On the whole, though, the film was just so-so for me. Not many bad scenes, but not many great scenes. Some nicely observed writing, but also some overly broad writing. I did make it through the whole film without once thinking of Soon-yi Previn, however, so I'm grateful to myself for that.
Fast, Cheap & Out of Control (Errol Morris, 1997)Clowns? I had no idea I was signing up for clowns. Wtf, why didn't someone warn me? I thought we were friends.
It's hard for me to remember what else this film was about. Those brief moments of clown terror really overshadow everything. Wait, it's coming back to me. There was a wild animal trainer and a robot scientist and a topiary gardener and a mole-rat expert. They said stuff into the camera. Then there was a bunch of pretty (terrifying) circus B-roll shot by the awesome Robert Richardson. Oh, and there were fantastic excerpts from some ridiculous old movie serials produced by Republic and Universal Studios. And the music, I can't forget the music — a relentless, propulsively meditative score by Caleb Sampson.

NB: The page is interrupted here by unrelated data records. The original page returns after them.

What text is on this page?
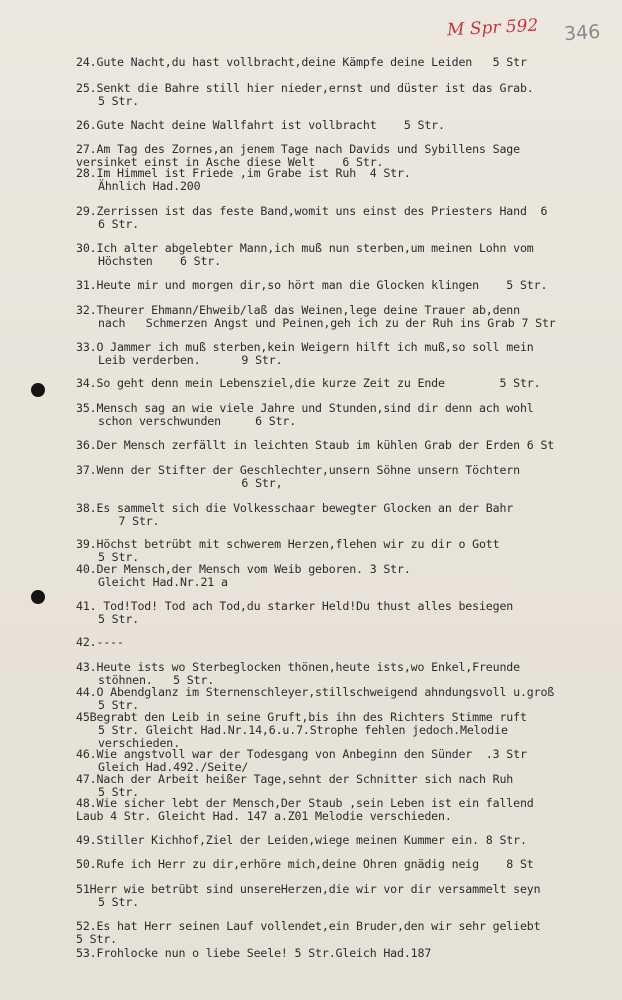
M Spr 592 346
24.Gute Nacht,du hast vollbracht,deine Kämpfe deine Leiden   5 Str
25.Senkt die Bahre still hier nieder,ernst und düster ist das Grab.
5 Str.
26.Gute Nacht deine Wallfahrt ist vollbracht    5 Str.
27.Am Tag des Zornes,an jenem Tage nach Davids und Sybillens Sage
versinket einst in Asche diese Welt    6 Str.
28.Im Himmel ist Friede ,im Grabe ist Ruh  4 Str.
Ähnlich Had.200
29.Zerrissen ist das feste Band,womit uns einst des Priesters Hand  6
6 Str.
30.Ich alter abgelebter Mann,ich muß nun sterben,um meinen Lohn vom
Höchsten    6 Str.
31.Heute mir und morgen dir,so hört man die Glocken klingen    5 Str.
32.Theurer Ehmann/Ehweib/laß das Weinen,lege deine Trauer ab,denn
nach   Schmerzen Angst und Peinen,geh ich zu der Ruh ins Grab 7 Str
33.O Jammer ich muß sterben,kein Weigern hilft ich muß,so soll mein
Leib verderben.      9 Str.
34.So geht denn mein Lebensziel,die kurze Zeit zu Ende        5 Str.
35.Mensch sag an wie viele Jahre und Stunden,sind dir denn ach wohl
schon verschwunden     6 Str.
36.Der Mensch zerfällt in leichten Staub im kühlen Grab der Erden 6 St
37.Wenn der Stifter der Geschlechter,unsern Söhne unsern Töchtern
6 Str,
38.Es sammelt sich die Volkesschaar bewegter Glocken an der Bahr
7 Str.
39.Höchst betrübt mit schwerem Herzen,flehen wir zu dir o Gott
5 Str.
40.Der Mensch,der Mensch vom Weib geboren. 3 Str.
Gleicht Had.Nr.21 a
41. Tod!Tod! Tod ach Tod,du starker Held!Du thust alles besiegen
5 Str.
42.----
43.Heute ists wo Sterbeglocken thönen,heute ists,wo Enkel,Freunde
stöhnen.   5 Str.
44.O Abendglanz im Sternenschleyer,stillschweigend ahndungsvoll u.groß
5 Str.
45Begrabt den Leib in seine Gruft,bis ihn des Richters Stimme ruft
5 Str. Gleicht Had.Nr.14,6.u.7.Strophe fehlen jedoch.Melodie
verschieden.
46.Wie angstvoll war der Todesgang von Anbeginn den Sünder  .3 Str
Gleich Had.492./Seite/
47.Nach der Arbeit heißer Tage,sehnt der Schnitter sich nach Ruh
5 Str.
48.Wie sicher lebt der Mensch,Der Staub ,sein Leben ist ein fallend
Laub 4 Str. Gleicht Had. 147 a.Z01 Melodie verschieden.
49.Stiller Kichhof,Ziel der Leiden,wiege meinen Kummer ein. 8 Str.
50.Rufe ich Herr zu dir,erhöre mich,deine Ohren gnädig neig    8 St
51Herr wie betrübt sind unsereHerzen,die wir vor dir versammelt seyn
5 Str.
52.Es hat Herr seinen Lauf vollendet,ein Bruder,den wir sehr geliebt
5 Str.
53.Frohlocke nun o liebe Seele! 5 Str.Gleich Had.187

Those were all the elements, I think. Then some noble editors mixed them all together and a documentary was born. And that resulting film is never boring. There's always something interesting going on, either visually, sonically, or philosophically. In a way, though, it's the kind of film where you get out whatever you yourself put in. Morris makes a few loose connections here and there, but you could write fifty different papers about the "core idea" of the film — personal obsession, God in the modern world, man vs. nature, evolution, etc. — and all fifty could be perfectly valid.
That's not a criticism, by the way. I dig that sort of thing. It's sort of the documentary equivalent of a film like
Mulholland Dr — you don't have to 'get' it, you can just enjoy letting it wash over you. And that's pretty much how I viewed
Fast, Cheap & Out of Control. About half way through, I gave up trying to tease out a thesis and just savored the individual elements. I would have preferred to have a few more personal epiphanies, but I didn't let their absence discourage me too much.
Glancing at reviews, I saw some suggestion that Morris is making fun of his characters. I didn't see that at all. However, I should say something more negative here because I haven't made it clear that I was actually kind of disappointed in the film. Was it just the clowns? No, there was something else... Well, I guess it all goes back to the idea that the film never quite coheres, except tonally. And Morris never quite gets as much out of the topiary gardener and the mole-rat expert as he does the robot scientist and the wild animal trainer. That's understandable, in a way — robots and the big top are much more interesting, visually, than static topiary bushes and ugly rodents scurrying through plastic tubes — but it's one more aspect that keeps the film from feeling fully formed.
Verdict: Husbands and Wives ekes out a B-, while
Fast, Cheap & Out of Control nets a strong B with good potential for improvement on a second viewing. And another documentary moves on to round two.